Bloom described his team's discovery as "potentially very significant." No other means of controlling appetite are available, he said, nor are there any other good leads on how this might be possible.

Such strategies are urgently required, he said. "Obesity causes the premature death of 1,000 people a week in the UK alone. If we could get rid of it, we could halve the incidence of cancer - as well as cutting the incidence of diabetes, stroke, heart disease and arthritis, and reducing the numbers of suicides and failed marriages."

A report of the study appears in the Sept. 2, 2003, New England Journal of Medicine in a paper titled "Inhibition of Food Intake in Obese Subjects by Peptide YY3-36."

Bloom has been studying obesity, appetite control and natural hormones that influence appetite, such as PYY, since 1984. Like leptin, PYY interacts with two types of neurons - one that stimulates appetite and one that inhibits appetite - in a part of the brain called the arcuate nucleus.

Those that increase appetite normally release a neurotransmitter called NPY, which interacts with the post-synaptic receptor called Y1, which stimulates food intake. Those that reduce appetite release a neurotransmitter called alpha-MSH, which interacts with the post-synaptic receptor called MC4, which inhibits food intake.

PYY switches off the release of NPY, which normally stimulates appetite. It also, through interneuron connections, stimulates the release of the inhibitory alpha-MSH.

Obese people have high levels of leptin, but are resistant to its effects. Levels of PYY are low, however, in obese people, and they remain sensitive to it.

To test the effects of PYY on appetite, the researchers recruited six people in each of the following categories: healthy obese men, healthy obese women, healthy lean men and healthy lean women. Each person consumed similar food for 48 hours before each study day, and ate an identical meal between 7 p.m. and 8 p.m. on the evening before the study day. After 8 p.m. they could consume only water.
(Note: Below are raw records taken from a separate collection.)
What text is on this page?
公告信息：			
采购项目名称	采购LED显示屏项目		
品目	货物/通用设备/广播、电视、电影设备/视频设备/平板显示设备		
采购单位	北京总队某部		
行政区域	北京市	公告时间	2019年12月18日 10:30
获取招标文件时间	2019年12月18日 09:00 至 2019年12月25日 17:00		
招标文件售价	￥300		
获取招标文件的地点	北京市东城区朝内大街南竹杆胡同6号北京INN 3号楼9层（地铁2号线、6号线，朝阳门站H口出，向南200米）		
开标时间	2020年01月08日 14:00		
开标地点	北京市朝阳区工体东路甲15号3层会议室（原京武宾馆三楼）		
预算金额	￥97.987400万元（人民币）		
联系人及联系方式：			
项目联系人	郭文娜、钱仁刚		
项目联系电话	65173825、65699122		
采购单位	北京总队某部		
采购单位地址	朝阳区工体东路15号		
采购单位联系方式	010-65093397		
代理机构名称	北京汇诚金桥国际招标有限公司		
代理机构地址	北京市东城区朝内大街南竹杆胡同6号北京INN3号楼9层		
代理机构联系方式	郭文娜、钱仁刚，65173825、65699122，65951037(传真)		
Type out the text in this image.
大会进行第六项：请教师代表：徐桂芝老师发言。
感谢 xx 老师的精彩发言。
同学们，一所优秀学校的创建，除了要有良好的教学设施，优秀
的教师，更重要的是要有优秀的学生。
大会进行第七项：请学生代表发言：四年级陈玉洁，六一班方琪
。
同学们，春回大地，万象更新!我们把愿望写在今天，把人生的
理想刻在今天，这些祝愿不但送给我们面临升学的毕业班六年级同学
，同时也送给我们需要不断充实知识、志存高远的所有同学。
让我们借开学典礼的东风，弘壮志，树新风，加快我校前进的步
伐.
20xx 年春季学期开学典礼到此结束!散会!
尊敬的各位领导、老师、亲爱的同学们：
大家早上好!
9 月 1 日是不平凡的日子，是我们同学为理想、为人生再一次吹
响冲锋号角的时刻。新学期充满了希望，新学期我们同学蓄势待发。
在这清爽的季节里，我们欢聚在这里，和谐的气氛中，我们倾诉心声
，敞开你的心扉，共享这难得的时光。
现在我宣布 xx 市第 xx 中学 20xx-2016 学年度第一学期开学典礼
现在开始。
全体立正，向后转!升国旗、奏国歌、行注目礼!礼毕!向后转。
Each person attended twice, receiving a 90-minute intravenous infusion of either PYY or saline. Two hours after the end of each infusion, the study subjects were offered an unlimited buffet lunch. They also completed food diaries until 1 p.m. the following day. Neither the subjects nor the dietitians who assessed their calorie intakes knew who had received PYY and who had received saline.

Analysis of the results showed a dramatic decrease in the amount of food eaten by the subjects when they received PYY, whether they were lean or obese. Both groups showed about a 30 percent decrease in calorie intake, a drop that was highly statistically significant. Similarly, both lean and obese subjects ate significantly less in the 24 hours following the infusion of PYY than when they were given saline.

Blood samples taken throughout the study period showed that obese people had significantly lower levels of PYY in their blood when fasting and after meals. The lower an obese person's blood level of PYY, the greater their body-mass index tended to be. No one reported any side effects.

Bloom and his colleagues wrote in the New England Journal of Medicine: "Our findings are consistent with the hypothesis that a deficiency in circulating PYY may be involved in the pathogenesis of obesity. It is unclear whether low PYY levels initiate the development of obesity or whether PYY levels are reduced as a result of obesity."

The proof of the pudding will be in the eating, however. Bloom admits that an important study yet to be done will involve giving PYY to obese subjects every day and then finding out whether they lose weight. That item tops his research agenda.